Il padre di Gioele esclude l'omicidio-suicidio

Daniele Mondello non crede che sua moglie abbia potuto uccidere il piccolo e suicidarsi, lanciandosi dal traliccio dell'alta tensione. "Lo escludo a priori - ha precisato il dj - perché Viviana era una mamma stupenda e meravigliosa.

In quattro anni non ha mai toccato con un dito mio figlio". Anche tutte le amiche della donna hanno parlato del bellissimo rapporto che aveva con suo figlio. "Quando uscivamo, eravamo sempre insieme", ha aggiunto Mondello.
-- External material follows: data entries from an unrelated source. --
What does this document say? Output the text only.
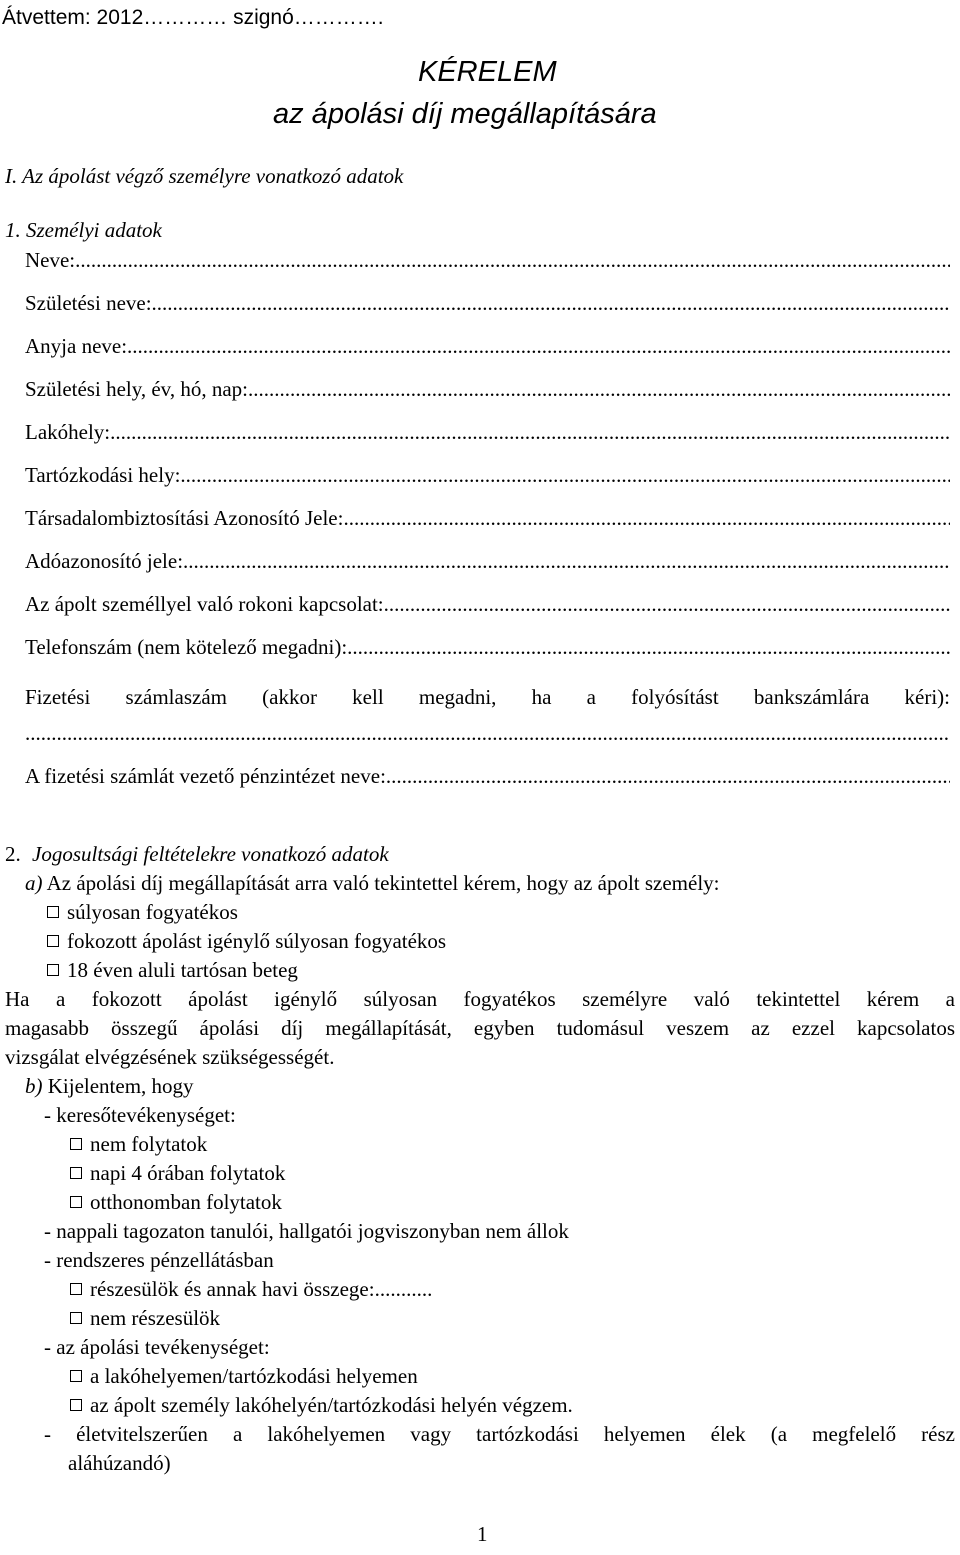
Átvettem: 2012………… szignó………….
KÉRELEM
az ápolási díj megállapítására
I. Az ápolást végző személyre vonatkozó adatok
1. Személyi adatok
Neve:
.....
Születési neve:
.....
Anyja neve:
.....
Születési hely, év, hó, nap:
.....
Lakóhely:
.....
Tartózkodási hely:
.....
Társadalombiztosítási Azonosító Jele:
.....
Adóazonosító jele:
.....
Az ápolt személlyel való rokoni kapcsolat:
.....
Telefonszám (nem kötelező megadni):
.....
Fizetési számlaszám (akkor kell megadni, ha a folyósítást bankszámlára kéri):
.....
A fizetési számlát vezető pénzintézet neve:
.....
2. Jogosultsági feltételekre vonatkozó adatok
a) Az ápolási díj megállapítását arra való tekintettel kérem, hogy az ápolt személy:
súlyosan fogyatékos
fokozott ápolást igénylő súlyosan fogyatékos
18 éven aluli tartósan beteg
Ha a fokozott ápolást igénylő súlyosan fogyatékos személyre való tekintettel kérem a
magasabb összegű ápolási díj megállapítását, egyben tudomásul veszem az ezzel kapcsolatos
vizsgálat elvégzésének szükségességét.
b) Kijelentem, hogy
- keresőtevékenységet:
nem folytatok
napi 4 órában folytatok
otthonomban folytatok
- nappali tagozaton tanulói, hallgatói jogviszonyban nem állok
- rendszeres pénzellátásban
részesülök és annak havi összege:...........
nem részesülök
- az ápolási tevékenységet:
a lakóhelyemen/tartózkodási helyemen
az ápolt személy lakóhelyén/tartózkodási helyén végzem.
- életvitelszerűen a lakóhelyemen vagy tartózkodási helyemen élek (a megfelelő rész
aláhúzandó)
1
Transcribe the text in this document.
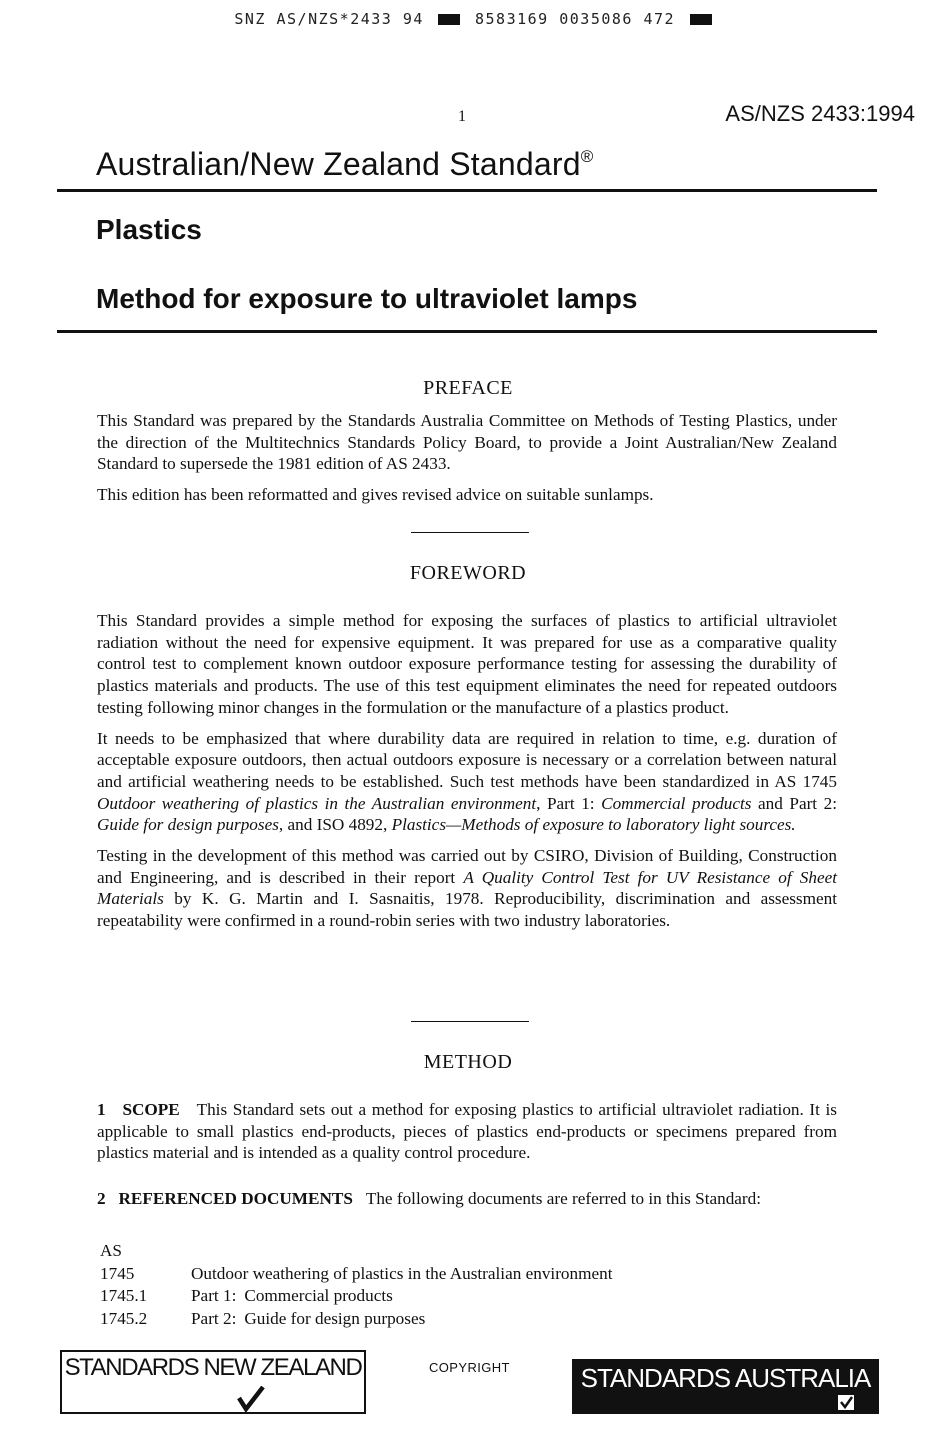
SNZ AS/NZS*2433 94	8583169 0035086 472
1	AS/NZS 2433:1994
Australian/New Zealand Standard®
Plastics
Method for exposure to ultraviolet lamps
PREFACE

This Standard was prepared by the Standards Australia Committee on Methods of Testing Plastics, under the direction of the Multitechnics Standards Policy Board, to provide a Joint Australian/New Zealand Standard to supersede the 1981 edition of AS 2433.

This edition has been reformatted and gives revised advice on suitable sunlamps.

FOREWORD

This Standard provides a simple method for exposing the surfaces of plastics to artificial ultraviolet radiation without the need for expensive equipment. It was prepared for use as a comparative quality control test to complement known outdoor exposure performance testing for assessing the durability of plastics materials and products. The use of this test equipment eliminates the need for repeated outdoors testing following minor changes in the formulation or the manufacture of a plastics product.

It needs to be emphasized that where durability data are required in relation to time, e.g. duration of acceptable exposure outdoors, then actual outdoors exposure is necessary or a correlation between natural and artificial weathering needs to be established. Such test methods have been standardized in AS 1745 Outdoor weathering of plastics in the Australian environment, Part 1: Commercial products and Part 2: Guide for design purposes, and ISO 4892, Plastics—Methods of exposure to laboratory light sources.

Testing in the development of this method was carried out by CSIRO, Division of Building, Construction and Engineering, and is described in their report A Quality Control Test for UV Resistance of Sheet Materials by K. G. Martin and I. Sasnaitis, 1978. Reproducibility, discrimination and assessment repeatability were confirmed in a round-robin series with two industry laboratories.

METHOD

1 SCOPE This Standard sets out a method for exposing plastics to artificial ultraviolet radiation. It is applicable to small plastics end-products, pieces of plastics end-products or specimens prepared from plastics material and is intended as a quality control procedure.

2 REFERENCED DOCUMENTS The following documents are referred to in this Standard:

AS
1745	Outdoor weathering of plastics in the Australian environment
1745.1	Part 1: Commercial products
1745.2	Part 2: Guide for design purposes
STANDARDS NEW ZEALAND	COPYRIGHT	STANDARDS AUSTRALIA
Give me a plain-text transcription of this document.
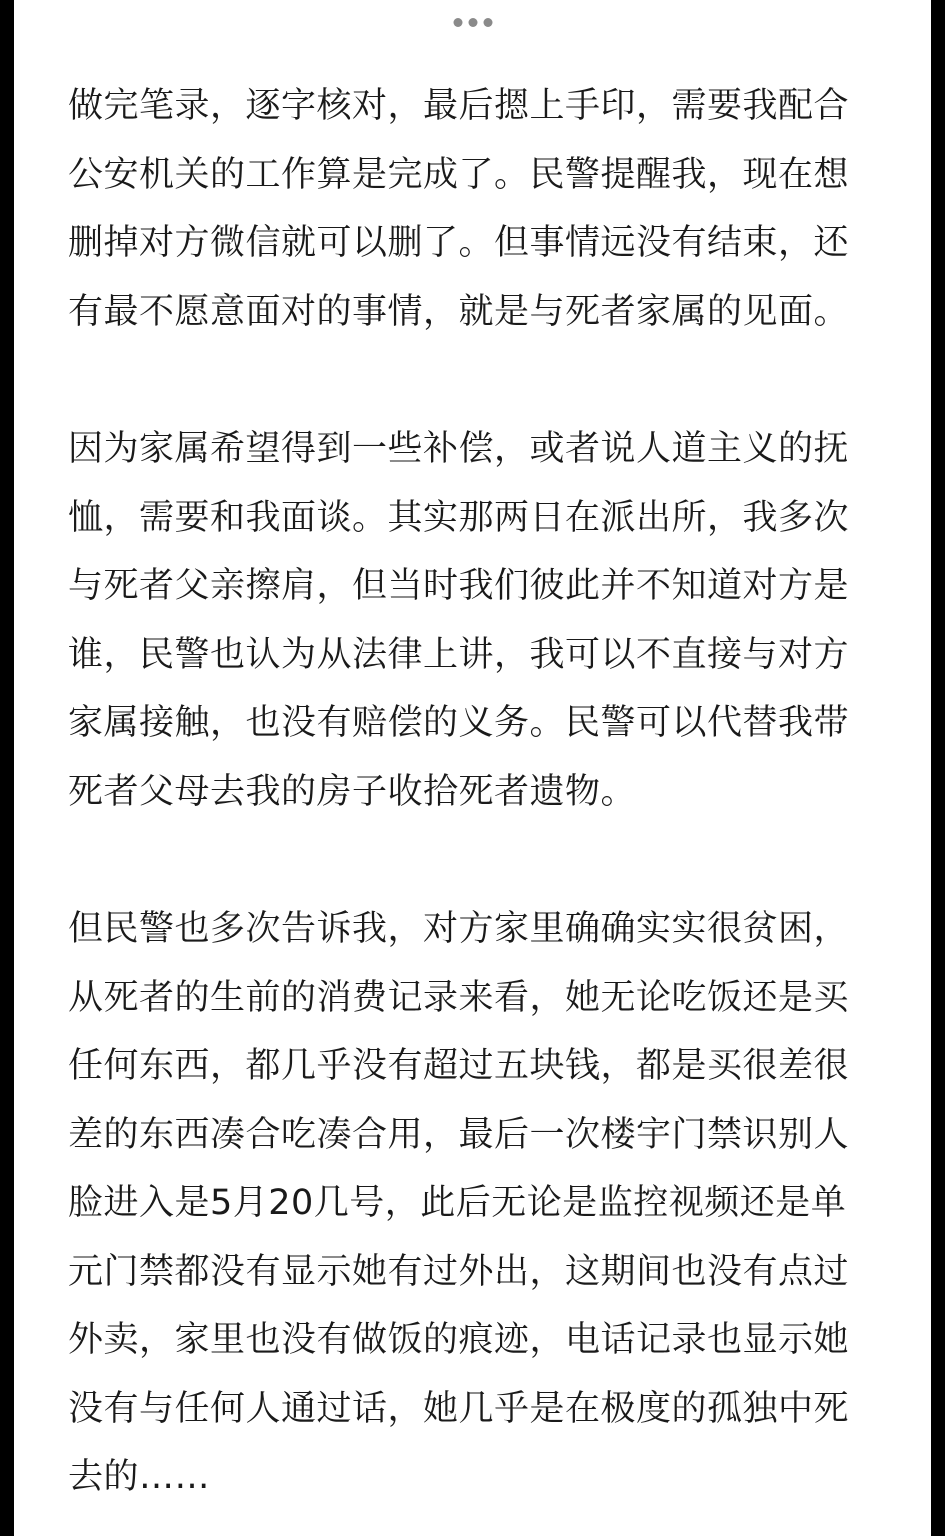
做完笔录，逐字核对，最后摁上手印，需要我配合公安机关的工作算是完成了。民警提醒我，现在想删掉对方微信就可以删了。但事情远没有结束，还有最不愿意面对的事情，就是与死者家属的见面。

因为家属希望得到一些补偿，或者说人道主义的抚恤，需要和我面谈。其实那两日在派出所，我多次与死者父亲擦肩，但当时我们彼此并不知道对方是谁，民警也认为从法律上讲，我可以不直接与对方家属接触，也没有赔偿的义务。民警可以代替我带死者父母去我的房子收拾死者遗物。

但民警也多次告诉我，对方家里确确实实很贫困，从死者的生前的消费记录来看，她无论吃饭还是买任何东西，都几乎没有超过五块钱，都是买很差很差的东西凑合吃凑合用，最后一次楼宇门禁识别人脸进入是5月20几号，此后无论是监控视频还是单元门禁都没有显示她有过外出，这期间也没有点过外卖，家里也没有做饭的痕迹，电话记录也显示她没有与任何人通过话，她几乎是在极度的孤独中死去的……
Il legale dell'uomo, nonché suo cugino, Claudio Mondello si è invece pronunciato in merito all'ipotesi che Gioele possa essere deceduto a causa dell'incidente del 3 agosto sull'autostrada Messina-Palermo e che la madre possa essersi suicidata in seguito a questo. L'avvocato ha spiegato che questo scenario sarebbe "credibile", però verrebbe smentito da numerosi elementi. "La procura sul punto ha già fatto diversi rilievi sull'Opel guidata da Viviana. E hanno dato tutti esito negativo, sia con riferimento al rinvenimento di tracce ematiche (è stato passato anche il luminol), sia con riferimento a tracce di impatto all'interno della macchina.

Infatti, le uniche sulle quali si discorre adesso sono tracce di essudato, cioè si discorre di impronte", ha spiegato Claudio Mondello. Il legale ha altresì aggiunto che si tratterebbe di una vettura nella quale Viviana e Gioele viaggiavano normalmente, quindi le impronte non rivelerebbero nulla per quanto concerne la dinamica dell'incidente.

"Avrebbero dovuto essere accompagnate anche da tracce da impatto, che invece non ci sono", ha chiosato l'avvocato.

Daniele Mondello ha dichiarato di essere stato trattenuto in caserma

Il marito di Viviana Parisi ha parlato di quella mattina del 3 agosto, l'ultimo giorno in cui avrebbe visto sua moglie e suo figlio.

Ha raccontato che hanno fatto colazione insieme, dopodiché lei gli avrebbe detto d'avere intenzione di andare a Milazzo per comprare un paio di scarpe nuove a Gioele. Successivamente l'uomo ha affermato di essere sceso in studio, mentre sua moglie era passata per salutarlo. In seguito è stato chiamato dalla polizia, che gli ha comunicato dell'incidente di Viviana. "Sono stato fino alle 11:30 in caserma interrogato. Non ho avuto neanche la possibilità di cercare mia moglie e mio figlio lo stesso giorno", ha sottolineato Daniele Mondello. "Ci sono troppe ipotesi aperte, troppe cose che non vanno", questo è il pensiero del padre di Gioele sull'ipotesi che Viviana possa essersi suicidata in seguito al decesso di Gioele.

Sono passati più di 40 giorni e la scomparsa di Viviana Parisi e suo figlio è ancora avvolta nel mistero. Intanto, sono arrivati gli esiti dell'ispezione di cellulare e tablet della donna. I dati estrapolati sono stati congelati e le informazioni contenute sono state esaminate. "Quanto è stato ricavato sarà utile a imprimere una direzione alle indagini", ha asserito l'ingegnere Roberto Consalvi, che si è occupato della perizia sui dispositivi.